Mas o tiro saiu pela culatra,
e mesmo lançando um vídeo não-autorizado
pela banda, com imagens do grupo (em uma das cenas Marr ensina
Morrissey a tocar guitarra), a banda não decolou. O mal-estar
só fez piorar quando a mesma foi lançada como single
no Reino Unido, alcançando a modestíssima 24ª
posição nas paradas. Apesar de já ter comentado
sobre a música na coluna em que falei do disco Hatful
of Hollow, vale a pena deixar a letra para que vocês
a apreciem, um dos momentos mais inspirados da dupla Morrissey-Marr...
How Soon is Now?
I am the son
And the heir
Of a shyness that is criminally vulgar
I am the son and heir
Of nothing in particular
You shut your mouth
How can you say
I go about things the wrong way ?
I am Human and I need to be loved
Just like everybody else does
I am the son
And the heir
Of a shyness that is criminally vulgar
I am the son and heir
Oh, of nothing in particular
You shut your mouth
How can you say
I go about things the wrong way ?
I am Human and I need to be loved
Just like everybody else does
There's a club,
if you'd like to go
You could meet somebody who really loves you
So you go, and you stand on your own
And you leave on your own
And you go home, and you cry
And you want to die
When you say it's
gonna happen "now"
Well, when exactly do you mean ?
See I've already waited too long
And all my hope is gone
You shut your mouth
How can you say
I go about things the wrong way ?
I am Human and I need to be loved
Just like everybody else does
Alheios
a tudo isso, a banda, e especialmente Johnny Marr, passavam horas
e horas trancados no Virgin’s Townhouse Studios, trabalhando
no novo disco e em um novo single do grupo "Shakespeare’s
Sister". Johnny se sentia sob uma pressão imensa,
por dois fatos aparentemente fúteis: em janeiro daquele
ano (1985), Morrissey revelava para quem quisesse saber que os
Smiths “desfrutavam da mais perfeita e linda harmonia”.

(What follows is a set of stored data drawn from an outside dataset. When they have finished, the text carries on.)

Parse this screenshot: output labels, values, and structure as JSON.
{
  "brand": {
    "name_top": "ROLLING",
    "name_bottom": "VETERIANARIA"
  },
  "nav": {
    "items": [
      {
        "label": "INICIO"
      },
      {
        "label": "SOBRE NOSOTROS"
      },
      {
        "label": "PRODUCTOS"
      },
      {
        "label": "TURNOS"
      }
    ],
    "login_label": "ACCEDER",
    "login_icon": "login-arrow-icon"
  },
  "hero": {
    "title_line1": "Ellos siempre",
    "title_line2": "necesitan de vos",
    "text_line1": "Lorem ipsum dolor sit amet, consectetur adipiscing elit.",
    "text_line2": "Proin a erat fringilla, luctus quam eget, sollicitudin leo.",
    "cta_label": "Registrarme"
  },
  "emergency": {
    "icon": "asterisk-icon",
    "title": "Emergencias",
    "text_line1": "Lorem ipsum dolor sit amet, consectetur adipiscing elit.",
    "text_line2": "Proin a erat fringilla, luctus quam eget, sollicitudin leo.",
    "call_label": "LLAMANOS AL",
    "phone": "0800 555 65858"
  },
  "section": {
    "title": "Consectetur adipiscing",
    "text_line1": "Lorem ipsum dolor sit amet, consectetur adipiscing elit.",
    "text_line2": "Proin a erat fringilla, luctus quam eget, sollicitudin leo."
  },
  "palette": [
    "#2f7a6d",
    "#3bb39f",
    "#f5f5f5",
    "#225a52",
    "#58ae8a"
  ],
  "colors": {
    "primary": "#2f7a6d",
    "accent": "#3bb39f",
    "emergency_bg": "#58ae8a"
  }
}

Só que a harmonia foi quebrada quando o vocalista descobriu
que o baixista Andy Rourke estava tendo sérios problemas
com drogas, particularmente a heroína. Morrissey ficou
completamente transtornado com a descoberta e queria por toda
lei expulsar Rourke da banda. Marr conversou com o amigo e diplomaticamente
contornou o problema, mas o fracasso de “How Soon Is Now?”
nas paradas só fez pesar a tensão entre os membros.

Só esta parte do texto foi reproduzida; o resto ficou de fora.